Upon full execution of the BERT Predictor node, we evaluated the performance of the model using the Scorer node, then saved it for deployment. Fig. 5 shows that the multiclass sentiment classifier powered by BERT obtained 83% accuracy. Increasing the number of epochs during training is likely to result in even higher performance.
Deploy the sentiment predictor on new tweets
After assessing the performance of our predictor, we implemented a second workflow to show how our predictive model could be deployed on unlabeled data. The mechanics of both workflows are very similar.
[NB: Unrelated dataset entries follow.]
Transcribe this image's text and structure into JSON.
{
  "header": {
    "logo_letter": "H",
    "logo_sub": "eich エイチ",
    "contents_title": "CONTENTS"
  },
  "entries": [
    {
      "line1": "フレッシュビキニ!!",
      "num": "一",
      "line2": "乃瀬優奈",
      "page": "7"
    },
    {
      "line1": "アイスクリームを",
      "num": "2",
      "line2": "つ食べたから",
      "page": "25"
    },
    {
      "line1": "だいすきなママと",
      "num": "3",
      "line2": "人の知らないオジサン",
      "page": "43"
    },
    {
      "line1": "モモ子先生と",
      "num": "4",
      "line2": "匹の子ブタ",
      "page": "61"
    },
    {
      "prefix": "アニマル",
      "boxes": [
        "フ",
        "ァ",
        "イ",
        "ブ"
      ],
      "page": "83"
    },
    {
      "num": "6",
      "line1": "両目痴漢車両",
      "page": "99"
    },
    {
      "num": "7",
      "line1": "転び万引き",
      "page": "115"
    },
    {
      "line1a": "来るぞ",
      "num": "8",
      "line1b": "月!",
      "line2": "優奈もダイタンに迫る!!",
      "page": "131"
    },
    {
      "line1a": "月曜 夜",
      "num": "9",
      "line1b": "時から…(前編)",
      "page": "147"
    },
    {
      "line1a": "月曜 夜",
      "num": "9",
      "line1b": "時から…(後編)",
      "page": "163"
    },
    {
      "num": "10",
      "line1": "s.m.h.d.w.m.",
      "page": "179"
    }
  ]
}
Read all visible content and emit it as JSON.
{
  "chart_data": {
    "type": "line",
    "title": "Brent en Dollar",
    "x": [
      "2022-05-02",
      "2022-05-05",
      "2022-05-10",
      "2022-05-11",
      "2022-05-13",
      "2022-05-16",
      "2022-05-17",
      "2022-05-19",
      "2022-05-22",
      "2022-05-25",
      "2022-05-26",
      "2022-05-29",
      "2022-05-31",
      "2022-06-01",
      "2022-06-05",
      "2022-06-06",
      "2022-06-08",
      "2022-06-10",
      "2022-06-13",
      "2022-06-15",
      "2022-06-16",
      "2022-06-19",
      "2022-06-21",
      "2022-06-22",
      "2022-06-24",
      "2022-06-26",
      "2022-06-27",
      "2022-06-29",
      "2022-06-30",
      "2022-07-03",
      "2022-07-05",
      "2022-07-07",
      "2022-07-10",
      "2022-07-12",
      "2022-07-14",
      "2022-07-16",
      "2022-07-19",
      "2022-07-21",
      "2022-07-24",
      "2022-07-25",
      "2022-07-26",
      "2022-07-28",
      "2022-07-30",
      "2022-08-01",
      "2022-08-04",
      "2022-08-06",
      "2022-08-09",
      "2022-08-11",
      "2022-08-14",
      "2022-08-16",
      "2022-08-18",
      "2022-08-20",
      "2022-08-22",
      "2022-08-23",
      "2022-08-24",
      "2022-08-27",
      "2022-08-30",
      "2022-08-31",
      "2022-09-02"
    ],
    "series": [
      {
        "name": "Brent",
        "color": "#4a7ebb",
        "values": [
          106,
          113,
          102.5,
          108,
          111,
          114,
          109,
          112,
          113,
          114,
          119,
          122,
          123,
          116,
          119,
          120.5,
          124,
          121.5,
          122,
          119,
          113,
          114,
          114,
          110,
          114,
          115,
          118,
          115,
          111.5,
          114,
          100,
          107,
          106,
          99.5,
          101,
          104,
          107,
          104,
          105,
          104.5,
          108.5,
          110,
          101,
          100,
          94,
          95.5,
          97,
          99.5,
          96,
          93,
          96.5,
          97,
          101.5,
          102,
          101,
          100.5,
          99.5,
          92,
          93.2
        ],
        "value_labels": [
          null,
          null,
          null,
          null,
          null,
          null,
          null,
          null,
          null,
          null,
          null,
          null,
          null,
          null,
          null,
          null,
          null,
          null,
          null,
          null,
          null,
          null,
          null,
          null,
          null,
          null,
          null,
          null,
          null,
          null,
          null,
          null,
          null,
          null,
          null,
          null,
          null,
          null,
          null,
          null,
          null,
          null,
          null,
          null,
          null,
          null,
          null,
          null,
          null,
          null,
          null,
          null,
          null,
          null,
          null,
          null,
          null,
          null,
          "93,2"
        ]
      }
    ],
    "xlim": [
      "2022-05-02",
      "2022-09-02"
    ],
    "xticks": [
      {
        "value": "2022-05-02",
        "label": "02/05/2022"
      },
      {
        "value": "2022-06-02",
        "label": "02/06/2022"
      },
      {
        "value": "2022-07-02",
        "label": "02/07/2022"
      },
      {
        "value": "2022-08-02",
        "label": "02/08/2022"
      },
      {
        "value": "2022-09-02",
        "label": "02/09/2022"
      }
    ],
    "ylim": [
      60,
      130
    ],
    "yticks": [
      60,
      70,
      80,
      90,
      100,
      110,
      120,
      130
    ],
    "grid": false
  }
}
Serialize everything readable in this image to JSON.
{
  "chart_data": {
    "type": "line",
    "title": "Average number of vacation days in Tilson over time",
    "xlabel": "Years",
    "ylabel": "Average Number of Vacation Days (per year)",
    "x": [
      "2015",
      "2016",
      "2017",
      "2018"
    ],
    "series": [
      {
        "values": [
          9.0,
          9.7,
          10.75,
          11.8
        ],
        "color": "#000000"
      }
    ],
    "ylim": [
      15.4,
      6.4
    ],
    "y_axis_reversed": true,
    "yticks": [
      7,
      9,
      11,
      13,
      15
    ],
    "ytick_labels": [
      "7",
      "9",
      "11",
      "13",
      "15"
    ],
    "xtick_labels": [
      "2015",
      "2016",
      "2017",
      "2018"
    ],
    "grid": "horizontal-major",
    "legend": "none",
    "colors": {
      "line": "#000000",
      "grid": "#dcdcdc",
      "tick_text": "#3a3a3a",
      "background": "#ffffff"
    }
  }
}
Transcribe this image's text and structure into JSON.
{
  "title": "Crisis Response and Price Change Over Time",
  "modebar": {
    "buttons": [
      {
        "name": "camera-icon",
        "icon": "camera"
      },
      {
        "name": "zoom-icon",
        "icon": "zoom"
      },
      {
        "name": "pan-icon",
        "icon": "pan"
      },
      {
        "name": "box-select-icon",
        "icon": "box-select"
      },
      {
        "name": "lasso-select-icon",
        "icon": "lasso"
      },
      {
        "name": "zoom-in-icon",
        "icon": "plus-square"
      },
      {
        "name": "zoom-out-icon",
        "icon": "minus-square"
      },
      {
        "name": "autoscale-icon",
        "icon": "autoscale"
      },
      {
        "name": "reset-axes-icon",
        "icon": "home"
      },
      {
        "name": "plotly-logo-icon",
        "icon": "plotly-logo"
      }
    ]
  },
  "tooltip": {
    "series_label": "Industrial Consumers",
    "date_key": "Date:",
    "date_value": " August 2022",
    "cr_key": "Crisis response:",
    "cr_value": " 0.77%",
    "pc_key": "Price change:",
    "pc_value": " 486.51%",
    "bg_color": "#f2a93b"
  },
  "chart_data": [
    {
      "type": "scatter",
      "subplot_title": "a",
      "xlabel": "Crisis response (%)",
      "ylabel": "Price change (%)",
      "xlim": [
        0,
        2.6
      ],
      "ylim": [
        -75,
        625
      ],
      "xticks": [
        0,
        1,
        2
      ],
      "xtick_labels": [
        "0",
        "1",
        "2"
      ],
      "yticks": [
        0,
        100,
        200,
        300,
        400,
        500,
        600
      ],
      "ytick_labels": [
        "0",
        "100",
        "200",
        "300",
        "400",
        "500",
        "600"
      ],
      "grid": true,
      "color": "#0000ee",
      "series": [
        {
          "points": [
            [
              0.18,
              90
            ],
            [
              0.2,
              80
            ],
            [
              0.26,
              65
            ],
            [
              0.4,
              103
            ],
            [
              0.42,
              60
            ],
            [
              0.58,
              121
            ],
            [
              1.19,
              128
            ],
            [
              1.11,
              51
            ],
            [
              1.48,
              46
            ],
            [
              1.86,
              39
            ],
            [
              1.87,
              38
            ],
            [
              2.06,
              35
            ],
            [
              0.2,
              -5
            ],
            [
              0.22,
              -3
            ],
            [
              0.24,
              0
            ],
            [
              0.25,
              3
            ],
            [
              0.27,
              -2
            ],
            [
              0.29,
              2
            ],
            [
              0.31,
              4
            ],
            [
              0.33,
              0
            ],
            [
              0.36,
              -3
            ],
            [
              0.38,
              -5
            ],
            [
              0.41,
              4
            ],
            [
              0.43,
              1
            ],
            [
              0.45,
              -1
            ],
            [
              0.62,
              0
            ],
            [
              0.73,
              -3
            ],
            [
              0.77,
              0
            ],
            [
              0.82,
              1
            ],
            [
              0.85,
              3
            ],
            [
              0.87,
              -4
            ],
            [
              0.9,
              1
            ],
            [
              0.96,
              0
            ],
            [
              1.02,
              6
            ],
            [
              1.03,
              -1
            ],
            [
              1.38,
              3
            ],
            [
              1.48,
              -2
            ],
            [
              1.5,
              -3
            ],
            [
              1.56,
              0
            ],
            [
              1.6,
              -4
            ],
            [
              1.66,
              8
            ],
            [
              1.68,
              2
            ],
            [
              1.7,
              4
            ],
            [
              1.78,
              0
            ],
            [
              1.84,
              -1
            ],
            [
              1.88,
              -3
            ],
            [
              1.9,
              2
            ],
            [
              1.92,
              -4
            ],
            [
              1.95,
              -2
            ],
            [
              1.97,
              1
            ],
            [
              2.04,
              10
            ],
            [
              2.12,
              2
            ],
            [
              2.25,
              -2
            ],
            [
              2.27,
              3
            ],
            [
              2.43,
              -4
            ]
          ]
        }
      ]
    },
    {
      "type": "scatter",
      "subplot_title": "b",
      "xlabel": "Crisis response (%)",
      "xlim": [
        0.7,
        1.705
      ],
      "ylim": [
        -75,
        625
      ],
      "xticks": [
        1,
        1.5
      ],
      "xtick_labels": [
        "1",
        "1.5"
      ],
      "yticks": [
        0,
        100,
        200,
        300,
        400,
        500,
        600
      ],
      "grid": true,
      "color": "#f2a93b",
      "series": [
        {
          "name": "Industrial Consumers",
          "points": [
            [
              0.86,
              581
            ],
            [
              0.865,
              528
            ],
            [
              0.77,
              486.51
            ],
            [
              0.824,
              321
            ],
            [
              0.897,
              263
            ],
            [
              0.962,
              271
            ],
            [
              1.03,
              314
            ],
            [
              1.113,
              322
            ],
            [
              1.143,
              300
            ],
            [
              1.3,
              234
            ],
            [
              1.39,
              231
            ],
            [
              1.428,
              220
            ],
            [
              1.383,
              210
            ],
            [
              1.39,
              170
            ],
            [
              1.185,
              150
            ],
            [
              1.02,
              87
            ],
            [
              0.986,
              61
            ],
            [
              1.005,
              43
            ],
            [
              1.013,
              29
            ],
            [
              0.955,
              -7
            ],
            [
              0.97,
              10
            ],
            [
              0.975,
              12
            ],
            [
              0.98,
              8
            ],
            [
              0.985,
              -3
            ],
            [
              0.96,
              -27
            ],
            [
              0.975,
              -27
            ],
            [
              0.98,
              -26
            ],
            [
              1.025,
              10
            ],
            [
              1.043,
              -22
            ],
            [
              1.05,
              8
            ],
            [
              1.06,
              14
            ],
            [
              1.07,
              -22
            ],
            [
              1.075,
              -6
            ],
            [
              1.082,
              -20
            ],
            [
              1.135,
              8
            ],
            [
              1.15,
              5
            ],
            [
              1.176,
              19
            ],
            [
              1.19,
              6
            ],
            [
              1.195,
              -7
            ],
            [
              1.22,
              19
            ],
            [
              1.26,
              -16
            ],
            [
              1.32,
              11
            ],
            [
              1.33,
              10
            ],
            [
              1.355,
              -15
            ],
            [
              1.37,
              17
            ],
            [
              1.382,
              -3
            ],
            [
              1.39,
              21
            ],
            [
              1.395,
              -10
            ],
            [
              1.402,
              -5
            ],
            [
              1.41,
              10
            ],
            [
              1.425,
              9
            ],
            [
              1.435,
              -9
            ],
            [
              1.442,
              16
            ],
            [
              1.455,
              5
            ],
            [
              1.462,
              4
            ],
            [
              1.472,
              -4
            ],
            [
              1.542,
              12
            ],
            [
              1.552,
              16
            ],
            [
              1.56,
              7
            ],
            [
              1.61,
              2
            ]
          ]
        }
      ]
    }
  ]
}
We collected new tweets around @AmericanAir for a week using the KNIME Twitter Connectors nodes, then wrapped them in the “Tweet Extraction” component.
Afterwards, we replicated the minimal text preprocessing steps in the training workflow, imported the trained BERT model, and applied it to the new unlabeled tweet data using the BERT Predictor node (Fig. 7).
Given the lack of sentiment labels in the newly collected tweets, we can only assess the performance of the BERT-based predictor subjectively, relying on our own judgment.
Create a Dashboard to Visualize and Assess Performance
To help us assess the performance, we created a dynamic and interactive dashboard that combines (1) the tweets, (2) a word cloud with color-coded tweets whose size depends on their usage frequency, and (3) a bar chart with the number of tweets per sentiment per date. Users can click different bars in the bar chart or tweets in the word cloud to modify the content selection.
Taking a look at Fig. 8, the chart indicates that the number of tweets with negative sentiments is considerably larger than those with neutral and positive sentiments over the week. Similarly, the word cloud is mostly colored red. If we examine the actual tweets, we can see that we’ve confirmed the high performance of the BERT-based predictor as assessed during training. It is worth noticing that BERT is able to correctly model dependencies and context information for fairly long tweets, leading to accurate sentiment predictions.
Higher Complexity for Better Language Modeling
BERT-based sentiment analysis is a formidable way to gain valuable insights and accurate predictions. The BERT nodes in KNIME remove the technical complexity of implementing this architecture, and let everyone harness its power with just a few clicks.
While BERT’s underlying transformer architecture, with over 110 million parameters, makes it fairly obscure to interpret and computationally expensive to train, its ability to effectively model the complexity of natural languages ensures consistently superior performance on a number of NLP applications compared to other deep learning architectures for sequential data or traditional machine learning algorithms. The tradeoff between complexity and accuracy is here to stay.